28. The same conviction which inspires confidence that nothing terrible lasts forever, or even for long, also enables us to see that in the midst of life’s limited evils, nothing enhances our security so much as friendship.
29. Among desires some are natural and necessary, some natural but not necessary, and others neither natural nor necessary, but due to baseless opinion.
30. Those natural desires which create no pain when unfulfilled, though pursued with an intense effort, are also due to baseless opinion; and if they are not dispelled, it is not because of their own nature, but because of human vanity.
31. Natural justice is the advantage conferred by mutual agreements not to inflict nor allow harm.
32. For all living creatures incapable of making agreements not to harm one another, nothing is ever just or unjust; and so it is likewise for all tribes of men which have been unable or unwilling to make such agreements.
33. Absolute justice does not exist. There are only mutual agreements among men, made at various times and places, not to inflict nor allow harm.
34. Injustice is not an evil in itself, but only in consequence of the accompanying fear of being unable to escape those assigned to punish unjust acts.
35. It is not possible for one who secretly violates the provisos of the agreement not to inflict nor allow harm to be confident that he won’t get caught, even if he has gotten away with it a thousand times before. For up until the time of death, there is no certainty that he will indeed escape detection.
36. Justice is essentially the same for all peoples insofar as it benefits human interaction. But the details of how justice is applied in particular countries or circumstances may vary.
37. Among actions legally recognized as just, that which is confirmed by experience as mutually beneficial has the virtue of justice, whether it is the same for all peoples or not. But if a law is made which results in no such advantage, then it no longer carries the hallmark of justice. And if something that used to be mutually beneficial changes, though for some time it conformed to our concept of justice, it is still true that it really was just during that time — at least for those who do not fret about technicalities and instead prefer to examine and judge each case for themselves.
38. Where, without any change in circumstances, things held to be just by law are revealed to be in conflict with the essence of justice, such laws were never really just.
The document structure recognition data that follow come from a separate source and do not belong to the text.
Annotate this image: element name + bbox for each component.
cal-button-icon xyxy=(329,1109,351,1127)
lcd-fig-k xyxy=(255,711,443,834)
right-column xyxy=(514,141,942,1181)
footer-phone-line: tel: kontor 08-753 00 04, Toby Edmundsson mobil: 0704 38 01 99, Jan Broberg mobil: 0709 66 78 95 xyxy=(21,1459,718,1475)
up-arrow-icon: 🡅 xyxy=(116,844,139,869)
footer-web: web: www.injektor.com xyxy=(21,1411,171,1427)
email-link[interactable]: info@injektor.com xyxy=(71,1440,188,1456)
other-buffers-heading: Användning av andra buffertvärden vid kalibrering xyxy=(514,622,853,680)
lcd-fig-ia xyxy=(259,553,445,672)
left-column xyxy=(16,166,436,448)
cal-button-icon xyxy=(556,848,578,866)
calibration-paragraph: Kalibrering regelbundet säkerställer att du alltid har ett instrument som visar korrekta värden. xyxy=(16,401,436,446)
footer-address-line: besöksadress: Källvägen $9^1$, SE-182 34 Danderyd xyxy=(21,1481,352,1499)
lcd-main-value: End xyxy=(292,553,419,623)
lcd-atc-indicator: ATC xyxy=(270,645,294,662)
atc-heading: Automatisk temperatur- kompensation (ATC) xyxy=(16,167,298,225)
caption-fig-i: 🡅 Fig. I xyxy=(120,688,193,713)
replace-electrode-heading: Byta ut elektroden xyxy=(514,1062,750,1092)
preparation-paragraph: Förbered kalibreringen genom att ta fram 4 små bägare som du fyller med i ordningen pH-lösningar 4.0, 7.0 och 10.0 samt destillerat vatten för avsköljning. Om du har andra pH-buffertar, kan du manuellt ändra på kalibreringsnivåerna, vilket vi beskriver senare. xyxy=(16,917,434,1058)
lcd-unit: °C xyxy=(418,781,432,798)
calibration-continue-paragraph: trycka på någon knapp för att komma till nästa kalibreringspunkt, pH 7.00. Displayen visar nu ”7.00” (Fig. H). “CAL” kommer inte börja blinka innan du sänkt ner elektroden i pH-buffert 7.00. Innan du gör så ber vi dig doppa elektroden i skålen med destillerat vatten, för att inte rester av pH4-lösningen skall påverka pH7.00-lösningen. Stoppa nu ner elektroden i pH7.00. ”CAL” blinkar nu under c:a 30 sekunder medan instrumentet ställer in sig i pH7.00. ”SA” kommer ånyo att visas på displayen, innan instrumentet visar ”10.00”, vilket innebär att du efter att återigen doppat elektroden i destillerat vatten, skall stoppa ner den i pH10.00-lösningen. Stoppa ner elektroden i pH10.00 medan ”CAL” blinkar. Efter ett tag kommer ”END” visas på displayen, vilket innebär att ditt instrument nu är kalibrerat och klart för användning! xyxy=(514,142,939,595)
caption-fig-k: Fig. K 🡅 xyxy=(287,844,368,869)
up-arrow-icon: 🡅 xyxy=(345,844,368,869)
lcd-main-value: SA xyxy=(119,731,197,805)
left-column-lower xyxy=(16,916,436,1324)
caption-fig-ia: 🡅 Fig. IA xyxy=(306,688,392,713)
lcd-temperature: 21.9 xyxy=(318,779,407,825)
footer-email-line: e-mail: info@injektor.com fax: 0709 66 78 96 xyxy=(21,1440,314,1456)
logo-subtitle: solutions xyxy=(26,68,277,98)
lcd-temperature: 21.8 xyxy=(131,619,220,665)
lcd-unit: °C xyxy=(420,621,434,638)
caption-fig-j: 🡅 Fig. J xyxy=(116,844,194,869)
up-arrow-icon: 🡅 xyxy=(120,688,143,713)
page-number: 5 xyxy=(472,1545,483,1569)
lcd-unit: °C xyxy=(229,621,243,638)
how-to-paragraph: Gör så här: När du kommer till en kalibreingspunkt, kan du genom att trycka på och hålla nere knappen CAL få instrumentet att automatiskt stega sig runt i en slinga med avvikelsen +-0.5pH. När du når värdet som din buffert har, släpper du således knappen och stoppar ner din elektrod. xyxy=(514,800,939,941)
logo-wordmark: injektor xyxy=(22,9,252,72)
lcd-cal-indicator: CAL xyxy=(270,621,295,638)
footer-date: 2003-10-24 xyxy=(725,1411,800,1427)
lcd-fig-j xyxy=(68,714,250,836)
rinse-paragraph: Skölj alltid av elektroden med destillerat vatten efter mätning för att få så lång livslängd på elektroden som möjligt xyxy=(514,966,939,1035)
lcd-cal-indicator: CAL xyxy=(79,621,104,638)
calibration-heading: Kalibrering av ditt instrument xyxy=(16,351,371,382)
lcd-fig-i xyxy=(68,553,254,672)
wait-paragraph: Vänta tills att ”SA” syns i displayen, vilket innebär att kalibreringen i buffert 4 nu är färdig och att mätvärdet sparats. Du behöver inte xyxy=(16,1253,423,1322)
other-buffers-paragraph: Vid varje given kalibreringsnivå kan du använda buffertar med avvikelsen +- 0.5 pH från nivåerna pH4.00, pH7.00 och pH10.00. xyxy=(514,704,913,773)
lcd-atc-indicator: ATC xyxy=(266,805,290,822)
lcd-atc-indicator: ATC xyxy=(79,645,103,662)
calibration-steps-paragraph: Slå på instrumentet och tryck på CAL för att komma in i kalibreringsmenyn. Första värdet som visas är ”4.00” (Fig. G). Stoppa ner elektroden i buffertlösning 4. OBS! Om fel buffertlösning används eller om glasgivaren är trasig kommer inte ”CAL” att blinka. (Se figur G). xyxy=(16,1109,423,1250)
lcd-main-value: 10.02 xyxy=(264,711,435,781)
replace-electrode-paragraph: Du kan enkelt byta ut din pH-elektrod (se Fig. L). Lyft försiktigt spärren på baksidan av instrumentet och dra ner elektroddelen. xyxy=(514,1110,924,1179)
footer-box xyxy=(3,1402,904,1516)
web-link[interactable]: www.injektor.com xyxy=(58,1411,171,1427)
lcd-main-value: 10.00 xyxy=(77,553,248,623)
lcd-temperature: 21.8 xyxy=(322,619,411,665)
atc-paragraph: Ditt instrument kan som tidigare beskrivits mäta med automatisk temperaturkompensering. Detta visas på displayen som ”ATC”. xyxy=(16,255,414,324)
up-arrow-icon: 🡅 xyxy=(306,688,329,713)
But wherever or whenever laws have ceased to be advantageous because of a change in circumstances, in that case or time the laws were just when they benefited human interaction, and ceased to be just only when they were no longer beneficial.
39. He who desires to live in tranquility with nothing to fear from other men ought to make friends. Those of whom he cannot make friends, he should at least avoid rendering enemies; and if that is not in his power, he should, as much as possible, avoid all dealings with them, and keep them aloof, insofar as it is in his interest to do so.
40. The happiest men are those who enjoy the condition of having nothing to fear from those who surround them. Such men live among one another most agreeably, having the firmest grounds for confidence in one another, enjoying the benefits of friendship in all their fullness, and they do not mourn a friend who dies before they do, as if there was a need for pity.